The procedure can be performed through a traditional open incision or a minimally invasive procedure depending on the patient and the condition to be treated. Transforaminal lumbar interbody fusion is performed under general anesthesia, meaning the patient goes to sleep.
During the surgery the patient lies face down on a special surgical bed. The procedure is performed through an incision on the back.

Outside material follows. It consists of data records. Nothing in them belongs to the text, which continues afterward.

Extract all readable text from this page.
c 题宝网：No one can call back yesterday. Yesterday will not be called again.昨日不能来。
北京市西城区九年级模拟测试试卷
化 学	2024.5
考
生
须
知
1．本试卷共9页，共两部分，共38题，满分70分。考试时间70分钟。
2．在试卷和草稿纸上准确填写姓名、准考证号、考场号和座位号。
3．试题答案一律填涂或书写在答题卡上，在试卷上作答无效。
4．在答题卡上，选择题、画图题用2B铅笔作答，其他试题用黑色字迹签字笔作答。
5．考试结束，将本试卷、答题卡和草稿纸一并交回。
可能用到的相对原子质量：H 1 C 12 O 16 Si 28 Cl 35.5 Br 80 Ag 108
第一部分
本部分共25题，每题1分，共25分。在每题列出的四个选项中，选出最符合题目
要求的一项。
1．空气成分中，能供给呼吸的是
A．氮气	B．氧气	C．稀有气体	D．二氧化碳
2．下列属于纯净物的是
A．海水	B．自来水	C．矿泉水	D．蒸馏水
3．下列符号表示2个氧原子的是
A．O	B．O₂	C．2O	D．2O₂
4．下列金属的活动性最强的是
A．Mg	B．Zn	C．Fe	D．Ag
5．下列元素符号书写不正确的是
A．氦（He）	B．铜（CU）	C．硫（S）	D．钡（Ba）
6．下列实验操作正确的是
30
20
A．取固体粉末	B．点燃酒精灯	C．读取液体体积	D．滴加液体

The length of the incision depends on how many levels are being treated and if minimally invasive techniques can be used.
Once the surgeon safely creates a window to see the spine, the damaged disc is removed with surgical tools. Some of the disc wall is intentionally left behind to help contain bone graft material. Once the disc space has been cleared out, the surgeon prepares the bony surfaces for a fusion.
The bones are slightly spread apart to make more room for the bone graft. This distracts the bones to realign proper curvature and enlarges the openings to relieve pressure off any pinched nerves.
An implant filled with bone graft is placed in the now empty disc space between the two vertebral bodies. Bone graft inside the disc space will then go on to fuse, healing the two bones together in this area.
If the fusion is successful, the vertebrae will move as one unit. This reduces future problems at this spinal segment. If the bones do not fuse as planned this is called a nonunion, or pseudarthrosis.
With the TLIF, pedicle screws are inserted into the bone to allow for fixation and stability after fusion. The surgeon enlarges the opening around the nerves and works underneath the exiting nerve through the neural foramen, hence the term “transforaminal”.
Finally, rods are placed between the screws in order to maximize stability and hold the lumbar level stable while fusion occurs. Additional bone graft material is also placed along the back of the spine, providing an additional area for spine fusion to occur.
TLIF provides improved results for fusion because fusion is achieved in the front and back parts of the lumbar spine, all through a single surgical approach. The TLIF procedure increases the chance of a successful fusion because a larger surface area is available for bone graft to heal into a fusion.
Any spine surgery has surgical risks involved. You need to discuss these with your surgeon at your pre-operative appointment.
There are multiple options for bone graft material for spinal fusion. Surgeons at the Virginia Spine Institute may use your own locally harvested bone, called autograft bone. This may come from a combination of bone from the area of the spine being operated on or from your hip bone. Bone grafting can also come from donated and prepared bone, called allograft bone. Read more about how bone grafting is used as a surgical innovation.
Read about Recovery from Spine Surgery and make sure you understand your post-operative plan before your surgery date.
As mentioned earlier, transforaminal lumbar interbody fusion is an approved and effective method for fusing the lumbar spine with the goal of the surgery to decrease pain, correct spinal deformity, and improve stability.
Complications may occur but are not common. The majority of patients are satisfied with their pain relief and the results of their surgery. It is important that all patients are physically and psychologically prepared. All patients should stop smoking prior to any surgery, as smoking is extremely detrimental to your spine health, potential bone healing and successful surgical outcomes. Please review additional details with your surgeon prior to your surgery.
X-rays of the lumbar spine after Transforaminal Lumbar Interbody Fusion (TLIF). Titanium screws and rods support the bones and maintain proper alignment in the back of the spine, while an interbody device has been placed in the disc space between the bones for support in the front portion of the spine. Fusion occurs in both the front and back of the spine.